We all like what we like, and we love what we love, but the passage of time has a way of making much of what we once cherished fade a bit or diminish, especially in the world of style and pop culture.

    We all like what we like, and we love what we love, but the passage of time has a way of making much of what we once cherished fade a bit or diminish, especially in the world of style and pop culture.

    This is most apparent when it comes to growing up and becoming an adult. Often we'll look back at the clothes we insisted made us the coolest, trend-setting kids on the planet, the one-for-the-ages mullets we grew that bounced perfectly on the shoulders of our jean jackets, the shows and movies we watched that we thought were hilarious, and the way we talked and the things we said that were so clever...and wonder why some wise grownup didn't pull us aside back then and alert us to the folly of our ways. (OK, maybe an adult or two did attempt a similar intervention on possibly multiple occasions, but we were kids, so we lent a deaf ear.)

    But we all have some tried-and-true, die-hard, go-to things that stand the test of time and remain near and dear to our hearts over the long-term.

    While I can’t help but cringe when I come across certain songs that I worshipped back in the 1980s, some of those glam-metal rockers have stuck with me, and - I can't believe I'm about to type this - I found myself last weekend in the truck, driving to the lake, windows down and sunroof wide open, blasting the song "Madelaine" by Winger, screaming along note-perfect (NOT) to every word and playing one-handed air guitar with pinpoint accuracy (YES) while my other hand manned the steering wheel.

    But, here's the test: If I were running an errand and "Madelaine" came on the radio, would I alter my route to make it take a bit longer so I could hear the whole song? No, I would not. Dan "The Common Man" Cole on KFAN one time a while back called songs that achieve that level of timeless affinity "wait in the driveway until it’s over" songs.

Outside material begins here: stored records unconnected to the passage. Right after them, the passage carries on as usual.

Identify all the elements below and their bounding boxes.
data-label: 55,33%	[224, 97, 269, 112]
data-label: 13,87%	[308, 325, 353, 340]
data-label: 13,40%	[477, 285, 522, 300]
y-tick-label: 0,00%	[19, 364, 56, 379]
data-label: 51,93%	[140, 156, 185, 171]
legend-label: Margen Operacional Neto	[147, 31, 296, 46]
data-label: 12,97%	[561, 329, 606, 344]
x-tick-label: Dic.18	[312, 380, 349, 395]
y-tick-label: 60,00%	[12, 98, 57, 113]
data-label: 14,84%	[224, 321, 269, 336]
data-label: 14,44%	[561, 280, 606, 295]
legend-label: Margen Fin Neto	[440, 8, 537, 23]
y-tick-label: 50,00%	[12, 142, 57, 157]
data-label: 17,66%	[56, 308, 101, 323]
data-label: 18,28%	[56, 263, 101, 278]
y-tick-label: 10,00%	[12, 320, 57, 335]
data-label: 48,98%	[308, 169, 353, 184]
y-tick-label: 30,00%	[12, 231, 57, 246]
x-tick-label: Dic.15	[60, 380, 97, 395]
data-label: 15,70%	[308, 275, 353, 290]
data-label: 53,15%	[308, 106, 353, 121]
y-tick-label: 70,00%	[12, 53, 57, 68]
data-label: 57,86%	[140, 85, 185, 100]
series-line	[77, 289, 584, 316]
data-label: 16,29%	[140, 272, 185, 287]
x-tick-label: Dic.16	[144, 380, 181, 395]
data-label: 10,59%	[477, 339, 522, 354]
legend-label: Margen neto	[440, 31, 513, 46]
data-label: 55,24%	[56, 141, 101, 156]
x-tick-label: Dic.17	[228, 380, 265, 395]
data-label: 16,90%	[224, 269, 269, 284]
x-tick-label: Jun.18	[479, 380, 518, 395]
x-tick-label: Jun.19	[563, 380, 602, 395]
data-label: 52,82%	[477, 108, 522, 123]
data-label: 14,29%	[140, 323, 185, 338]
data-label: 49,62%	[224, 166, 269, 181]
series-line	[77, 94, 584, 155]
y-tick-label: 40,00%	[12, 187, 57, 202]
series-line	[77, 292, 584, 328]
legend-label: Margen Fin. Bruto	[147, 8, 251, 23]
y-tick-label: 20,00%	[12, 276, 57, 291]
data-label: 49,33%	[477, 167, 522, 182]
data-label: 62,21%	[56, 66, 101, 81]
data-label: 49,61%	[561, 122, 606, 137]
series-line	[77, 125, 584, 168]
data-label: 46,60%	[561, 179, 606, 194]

    Radio shows like Cole's play various songs when they come back from a batch of commercials. They call it "bumper music,” and you can usually count on the selected menu of tunes reflecting the host's musical tastes. For Common Man, it's a lot of classic rock, Bob Dylan and The Beatles. One day a while back, a verse of Jackson Browne's "Runnin' on Empty" played as the latest run of commercials ended, and Common Man noted that it was a very good song, but not quite a "wait in the driveway until it’s over" song. A song like Neil Young's "Heart of Gold" reaches that loftiest of echelons, Cole said. Or maybe he said it was Young's "Old Man." Oh, who cares...it's Neil Young!

    Since that day, I've thought about songs that would compel me to sit in the truck in the driveway until they’re finished, and the list in my head is so long, I might ending up sitting in our driveway for six months.

    You could do the same for movies. What movies, when you mindlessly channel scroll with the remote control on some random evening, make you stop and press "select”? In our house the list has some length, with films like "Good Will Hunting", "Gladiator", "Dead Poets Society", “The Breakfast Club”, “Beautiful Girls”, “The Eternal Sunshine of the Spotless Mind”, “Cast Away” and numerous others reliable attention-grabbers. I’m also attracted to films, even of the somewhat obscure variety, that feature iconic actors at their best, such as “The Outlaw Josey Wales” with Clint Eastwood, “Hombre” and “Absence of Malice” with Paul Newman, and “Five Easy Pieces” featuring Jack Nicholson in possibly his best cinematic scene ever. “Well, you see this sign?!” he tells the crabby waitress before violently swiping all of the cups, plates and silverware from the restaurant booth onto the floor. Oh, it’s so, so good.

    But for me, the 2000 Cameron Crowe film, “Almost Famous” might be tops on my press-select-on-the-remote-control list. If I’ve had a bad day or I’m otherwise beaten into submission by the endless grind, toss me the remote, tell me Almost Famous started 10 minutes ago, and I’ll be in a far better state of mind in mere seconds. (Yes, I know I could watch it on the DVR whenever I want, but why risk spoiling the magical wonder of it all with universal, unlimited access to one’s favorite things?)

    And why wouldn’t Crowe’s masterpiece reliably take me to a better place? The film’s plot revolves around 1970s rock and roll and  young love, it stars the immensely talented Frances McDormand, and it’s semi-autobiographical because it lovingly recalls Crowe’s own teenage youth, when he found himself traveling the country with some of the best rock bands of the day, writing about them for Rolling Stone magazine.

    Just writing that paragraph makes me grin. What songs and movies can always be counted on to stop you in your tracks? Take a moment or two and think of some. We could all use more excuses to smile these days, after all.